Ultimately, if you have trouble with these steps but you want to transition this documentation to another format I reccomend using the pandoc software which is built to convert documents between many different formats.

Tasks

TODO Find the original source and make this into a clear citation

Also, there is discussion in this page (namely around the minimize() function) that reads as a close paraphrase/copying of a comment made on the google group. This language should be removed or a citation should be added.

TODO Talk to Barry about the corner-cutting code

and whether to keep it in the template, this might be something we could delegate to seperate git branch.

TODO Get code highlighting for html or latex output working?

would be cool for doing demos or making literature.

TODO Review edge roughness procedure

consider changing procedure or at the very least refactoring it. Specifically, it seems like the procedure ends up taking out only half-cell portions. An effort should be made to verify if this is the case. This section is also something that might be better suited to a seperate git branch.

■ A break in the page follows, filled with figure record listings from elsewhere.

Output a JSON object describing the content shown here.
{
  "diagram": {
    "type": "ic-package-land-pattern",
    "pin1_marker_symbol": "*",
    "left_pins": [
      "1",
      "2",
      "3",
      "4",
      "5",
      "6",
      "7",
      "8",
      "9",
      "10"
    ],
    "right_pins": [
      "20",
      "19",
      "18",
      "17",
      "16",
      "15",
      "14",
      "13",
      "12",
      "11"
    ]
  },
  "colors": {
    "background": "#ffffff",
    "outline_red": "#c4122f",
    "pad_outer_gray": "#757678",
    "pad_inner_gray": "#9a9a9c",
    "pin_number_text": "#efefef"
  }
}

TODO Why are we setting minimizerStop?

It seems like in the template file we do not use the minimize() function and instead use relax. Why is it being set currently? Maybe this is something that can be mentioned or commented out but it doesn’t do anything in the current template.

Additionally, the analogous parameter relaxTorqueThreshold is not being set.

TODO Test out relax() and minimize()

In the future we should do some quick tests as to which method is faster and if the methods agree. This should involve changing the parameters to get a feel for their effect.

TODO Consult code of mumax to determine exactly what relax() and minimize() are doing.

TODO Come up with a naming scheme for branches in this repository.

TODO Automate mumax running and then committing to a branch.

TODO Change initial state from vortex to uniform slightly diagonal

TODO Change the way that Jenkins communicates with Github to not use my credentials

TODO Investigate Claim about ThermSeed().

We seem to claim that ThermSeed() with a large value will make the simulation take a long time. That seems very dubious.

TODO Investigate claim about dimensions being odd giving CURAND error

Appendix A

Why do we specify grid dimensions that are 7-smooth?

It’s because the main function that mumax performs is dealing with magnetostatics since it’s so long-range. Under the hood mumax is computing a magnetostatic kernel, then convolving it with the simulation to compute magnetostatics. The convolution theorem tells us that a convolution in signal space is equal to a multiplication in frequency space, so a common method of dealing with convolution is applying the FFT, multiplying, then applying the inverse FFT. This is what mumax does, but it uses the Cooley-Tukey algorithm (originally discovered by Gauss) which allows you to break up your DFT into smaller ones corresponding to the prime factors, and there exist good algorithms for computing DFTs of size up to 7.

TODO Turn this appendix into a footnote?